Pakistan: Repackaging the Taliban as allies
The U.S. wants an end to the AfPak conflict, and that means making peace with the Taliban, said Rafia Zakaria in Dawn.
Rafia Zakaria
Dawn
The U.S. and Pakistan are giving the Taliban an image overhaul, said Rafia Zakaria. The talk is no longer of bloodthirsty zealots who behead critics and abuse women. That kind of rhetoric was appropriate to describe a Taliban that was the enemy. But now, the U.S. wants an end to the AfPak conflict, and that means making peace with the Taliban. So U.S. and Pakistani officials have begun promoting a new theme, stressing that the Pakistani Taliban is “increasingly at odds” with al Qaida. By distinguishing between the two groups, officials are trying to underscore “that the Taliban can indeed be rehabilitated and transformed into potential partners in peace, unlike al Qaida, which must be eliminated at all costs.”

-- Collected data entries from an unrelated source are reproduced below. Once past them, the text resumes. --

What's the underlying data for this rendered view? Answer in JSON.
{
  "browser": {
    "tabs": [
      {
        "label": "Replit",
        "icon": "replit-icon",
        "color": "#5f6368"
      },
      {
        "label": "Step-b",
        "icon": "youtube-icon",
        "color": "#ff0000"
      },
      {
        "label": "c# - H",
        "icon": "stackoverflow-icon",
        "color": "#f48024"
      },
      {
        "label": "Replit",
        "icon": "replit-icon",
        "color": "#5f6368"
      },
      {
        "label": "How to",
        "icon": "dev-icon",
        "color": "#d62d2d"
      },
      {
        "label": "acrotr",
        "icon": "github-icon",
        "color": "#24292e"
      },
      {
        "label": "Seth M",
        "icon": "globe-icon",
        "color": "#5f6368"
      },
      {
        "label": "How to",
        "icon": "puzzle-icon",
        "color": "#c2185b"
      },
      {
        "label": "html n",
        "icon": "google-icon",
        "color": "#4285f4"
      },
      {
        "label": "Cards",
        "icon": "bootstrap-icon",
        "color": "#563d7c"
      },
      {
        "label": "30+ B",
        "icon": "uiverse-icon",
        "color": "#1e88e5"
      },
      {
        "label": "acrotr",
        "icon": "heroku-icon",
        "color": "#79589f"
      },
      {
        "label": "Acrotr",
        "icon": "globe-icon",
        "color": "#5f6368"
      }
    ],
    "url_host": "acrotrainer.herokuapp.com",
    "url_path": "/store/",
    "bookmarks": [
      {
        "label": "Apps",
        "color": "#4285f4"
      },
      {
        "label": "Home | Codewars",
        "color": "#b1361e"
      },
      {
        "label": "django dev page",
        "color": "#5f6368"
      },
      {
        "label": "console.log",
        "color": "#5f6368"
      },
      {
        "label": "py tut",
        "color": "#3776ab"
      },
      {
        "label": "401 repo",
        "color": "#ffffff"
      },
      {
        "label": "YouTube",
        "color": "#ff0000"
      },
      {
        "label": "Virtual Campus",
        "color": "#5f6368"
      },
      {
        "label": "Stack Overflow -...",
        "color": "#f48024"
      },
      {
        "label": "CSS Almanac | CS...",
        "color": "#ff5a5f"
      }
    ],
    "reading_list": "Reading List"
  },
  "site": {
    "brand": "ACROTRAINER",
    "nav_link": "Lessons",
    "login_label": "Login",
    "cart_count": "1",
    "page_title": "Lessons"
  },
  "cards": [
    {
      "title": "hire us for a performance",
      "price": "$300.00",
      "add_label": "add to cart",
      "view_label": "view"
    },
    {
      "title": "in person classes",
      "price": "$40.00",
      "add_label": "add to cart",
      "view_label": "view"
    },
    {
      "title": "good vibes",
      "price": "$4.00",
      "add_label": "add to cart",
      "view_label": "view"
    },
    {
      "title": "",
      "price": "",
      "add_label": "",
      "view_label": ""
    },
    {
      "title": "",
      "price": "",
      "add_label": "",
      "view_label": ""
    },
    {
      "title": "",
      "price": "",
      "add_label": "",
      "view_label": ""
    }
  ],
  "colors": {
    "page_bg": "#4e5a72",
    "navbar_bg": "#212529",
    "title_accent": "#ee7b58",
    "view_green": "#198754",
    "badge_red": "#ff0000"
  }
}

But there’s a glitch in this scenario. Saying you can make peace with the Taliban doesn’t make it so. Many Pakistanis remember the more than “200 girls’ schools bombed, the scores of beheaded villagers, the blast-stricken markets, and the many thousands of dead civilians that the Taliban have left in their wake.” It’s going to be a tough job to make the ostensibly “good” Taliban members palatable “to a Pakistani public ravaged by their brutality.”